Septin-Driven Coordination of Actin and Microtubule Remodeling Regulates the Collateral Branching of Axons

Summary Axon branching is fundamental to the development of the peripheral and central nervous system [1, 2]. Branches that sprout from the axon shaft are termed collateral or interstitial branches [3, 4]. Collateral branching of axons requires the formation of filopodia from actin microfilaments (F-actin) and their engorgement with microtubules (MTs) that splay from the axon shaft [4–6]. The mechanisms that drive and coordinate the remodeling of actin and MTs during branch morphogenesis are poorly understood.
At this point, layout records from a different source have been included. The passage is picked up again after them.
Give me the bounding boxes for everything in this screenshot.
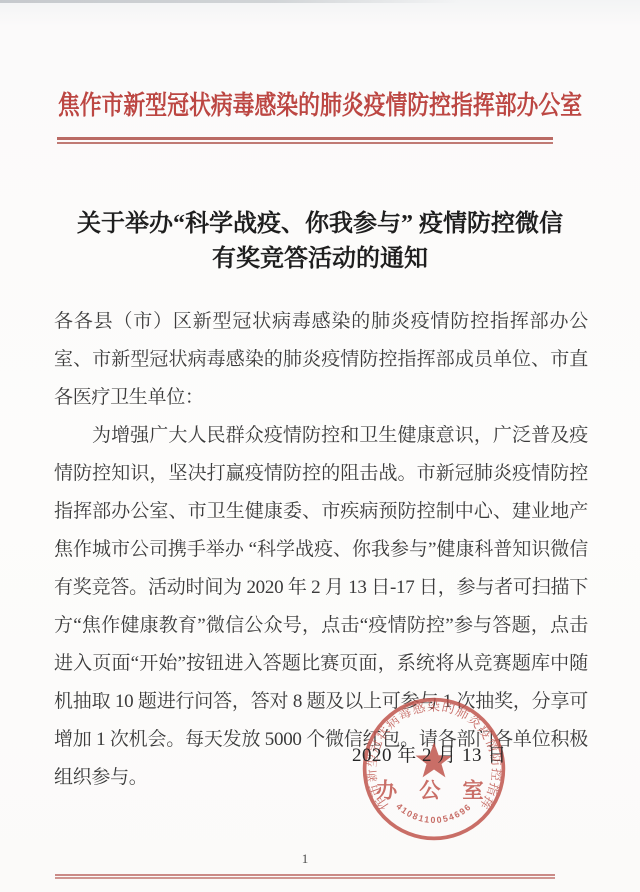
document-title-line2: 有奖竞答活动的通知	[0, 242, 640, 277]
document-title: 关于举办“科学战疫、你我参与” 疫情防控微信 有奖竞答活动的通知	[0, 207, 640, 277]
document-title-line1: 关于举办“科学战疫、你我参与” 疫情防控微信	[0, 207, 640, 242]
header-separator-rule	[57, 137, 553, 144]
seal-serial-number: 4108110054696	[394, 801, 473, 825]
document-page: { "page": { "background_color": "#fdfcfb…	[0, 0, 640, 892]
seal-office-text: 办 公 室	[376, 778, 492, 803]
official-seal-icon: 焦作市新型冠状病毒感染的肺炎疫情防控指挥部 办 公 室 410811005469…	[360, 695, 508, 843]
salutation: 各各县（市）区新型冠状病毒感染的肺炎疫情防控指挥部办公室、市新型冠状病毒感染的肺…	[54, 303, 588, 417]
footer-rule	[55, 874, 555, 879]
letterhead-org-name: 焦作市新型冠状病毒感染的肺炎疫情防控指挥部办公室	[51, 85, 589, 122]
issue-date: 2020 年 2 月 13 日	[352, 740, 507, 767]
scan-artifact	[0, 0, 460, 3]
page-number: 1	[55, 851, 555, 867]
Septins comprise a family of GTP-binding proteins that oligomerize into higher-order structures, which associate with membranes and the actin and microtubule cytoskeleton [7, 8]. Here, we show that collateral branching of axons requires SEPT6 and SEPT7, two interacting septins [9]. In the axons of sensory neurons, both SEPT6 and SEPT7 accumulate at incipient sites of filopodia formation. We show that SEPT6 localizes to axonal patches of F-actin and increases the recruitment of cortactin, a regulator of Arp2/3-mediated actin polymerization, triggering the emergence of filopodia. Conversely, SEPT7 promotes the entry of axonal MTs into filopodia, enabling the formation of collateral branches. Surprisingly, septins provide a novel mechanism for the collateral branching of axons by coordinating the remodeling of the actin and microtubule cytoskeleton.